Find the volume of the vase

Question

I am told that the shape of a vase can be modelled by rotating the curve with equation $16x^2-(y-8)^2=32$ between $y=0$ and $y=16$ completely about the $y$-axis. I'm asked to find the volume of the vase.

I would like to solve this using triple integrals. I can see that I need to compute something of the form $$\iiint_D r\,dr\,d\theta \,dz$$

I'm not sure where I need to go from here though.

I appreciate that this may not be the simplest way to do this but this is the way I've been asked to solve the problem.

Answer 1

$r = x\\ r^2 - (y-8)^2 = 32\\ r = \sqrt {\frac{32 + (y-8)^2}{16}}$

$\int_0^{2\pi}\int_0^{16}\int_0^{\sqrt{\frac{32 + (y-8)^2}{16}}}r\, dr\, dy\, dt$

Before we integrate lets make the substitution $y' = y-8$

$\int_0^{2\pi}\int_{-8}^{8}\int_0^{\sqrt{\frac{32 + y'^2}{16}}} r\,dr \,dy'\, dt\\ \int_0^{2\pi}\int_{-8}^{8}\frac 12 r^2 |_0^{\sqrt{\frac{32 + y'^2}{16}}} \,dy'\, dt\\ \int_0^{2\pi}\int_{-8}^{8}\frac 12 (\frac{32 + y'^2}{16}) \,dy'\, dt\\ \int_0^{2\pi} y' + \frac 1{96} y'^3 |_{-8}^{8} \, dt\\ \int_0^{2\pi} \frac {80}{3}\, dt\\ \frac {160\pi}{3}$

Answer 2

I am studying it as well so I won't presume to be official and ultimately correct.
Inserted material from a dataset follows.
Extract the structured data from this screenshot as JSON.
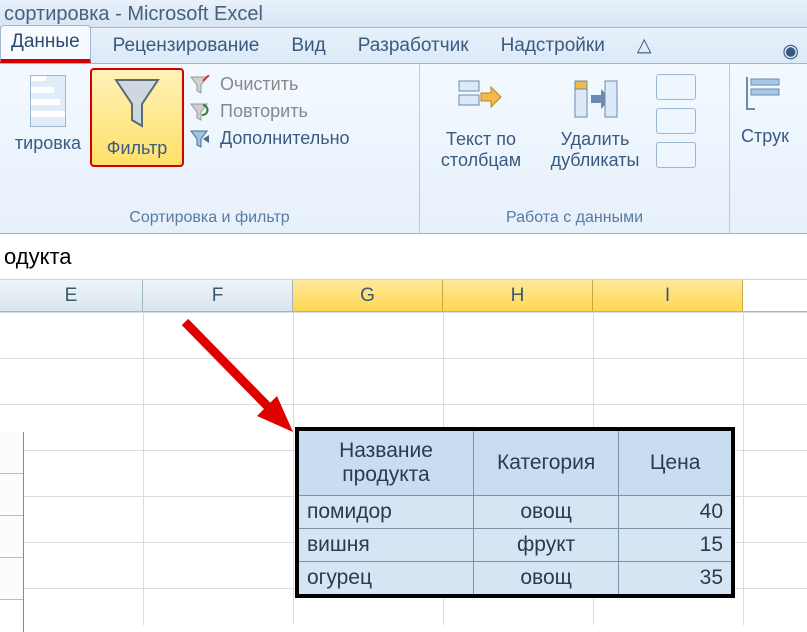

I would note that for every $0 \le y\le 16$, the equation gives you two symmetric $x$ values, $x=\pm {\sqrt{(y-8)^2+32}\over 4}$. Rotating the curve about the $y$-axis, you get that for every $0 \le y_0\le 16$, there is a flat area about the $y$-axis confined by the circle $x^2+z^2=x_0^2=({\sqrt{(y_0-8)^2+32}\over 4})^2={{(y_0-8)^2+32}\over 16}$.

Now, set $y=h$ (the height of the figure). $x=r\cos \theta, z=r\sin \theta$, where $r\le{\sqrt{(h-8)^2+32}\over 4}$. i.e. Cylindrical coordinates. I will add my calculations as soon as I am done...

I get a volume of ${160\pi\over 3} $ which is also arrived at using wolframalpha. I then let $0\le \theta\le 2\pi$, and get:

$\int_{0}^{16}\int_{0}^{2\pi}\int_{0}^{{\sqrt{(h-8)^2+32}\over 4}}rdrd\theta dh=2\pi\int_{0}^{16}{1\over 2}{(h-8)^2+32 \over 16}dh={\pi\over 16}\int_{0}^{16}((h-8)^2+32)dh={\pi\over 16}\int_{0}^{16}(h^2-16h+96)dh$.